2. Originally Posted by Frankasd
A picture measuring 5cm by 10cm is surrounded by a frame with half the area of the picture. The width of the frame is to be the same on all sides. What is the frame's thickness?
Let $\displaystyle x$ represent the width of the frame. So, how can we represent the area of the frame?

3. Let x represents the width of the frame
xl=Area of picture=50
xl=Area of the frame=25

(5+x)(10+x)=75^2?

4. Originally Posted by Frankasd
Let x represents the width of the frame
xl=Area of picture=50
xl=Area of the frame=25

(5+x)(10+x)=75^2?
Well, let's see...If the surface area of the is $\displaystyle 50cm^2$ , then this implies that the surface area of the frame is $\displaystyle 25cm^3$.

Now note that the length of the entire picture - including the frame - is $\displaystyle L=10+x+x=10+2x$.

Likewise, the width is $\displaystyle W=5+2x$. (the 2 accounts for both sides of the picture)

Also, note that the total surface area is $\displaystyle A_{total}=50cm^2+25cm^2=75cm^2$

What this implies is that, $\displaystyle A_{total}=75cm^2=(10+2x)(5+2x)$, where $\displaystyle x$ is the width of the frame.

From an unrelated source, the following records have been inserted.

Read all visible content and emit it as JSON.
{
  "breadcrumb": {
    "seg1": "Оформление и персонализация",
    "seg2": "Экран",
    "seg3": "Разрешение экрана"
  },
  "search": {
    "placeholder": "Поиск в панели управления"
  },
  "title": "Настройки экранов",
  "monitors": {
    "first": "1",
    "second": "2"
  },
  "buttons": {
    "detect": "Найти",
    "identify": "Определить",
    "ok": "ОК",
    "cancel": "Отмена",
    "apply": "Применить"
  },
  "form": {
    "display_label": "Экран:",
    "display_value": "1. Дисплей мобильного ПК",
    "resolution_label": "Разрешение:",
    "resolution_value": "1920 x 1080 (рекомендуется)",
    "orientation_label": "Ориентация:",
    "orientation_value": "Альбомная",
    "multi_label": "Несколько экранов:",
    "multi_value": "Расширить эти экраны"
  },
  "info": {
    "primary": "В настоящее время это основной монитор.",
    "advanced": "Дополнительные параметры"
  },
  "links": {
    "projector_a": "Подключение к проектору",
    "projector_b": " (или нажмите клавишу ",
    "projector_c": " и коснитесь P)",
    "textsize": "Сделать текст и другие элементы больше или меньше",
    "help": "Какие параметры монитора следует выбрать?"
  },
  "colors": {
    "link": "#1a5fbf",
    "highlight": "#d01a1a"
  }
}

5. Originally Posted by Frankasd
Let x represents the width of the frame
xl=Area of picture=50
xl=Area of the frame=25

(5+x)(10+x)=75^2?
Two errors. first, the frame is on both top and bottom so the "height" would be 10+ 2x, not 10+ x and the two sides of the frame make the total "width" 5+ 2x, not 5+ x.

Second, the product, (5+ 2x)(10+ 2x) is the total area, 50+ 25= 75, not $\displaystyle 75^2$. Your equation is (5+2x)(10+2x)= 75. Solve that quadratic equation.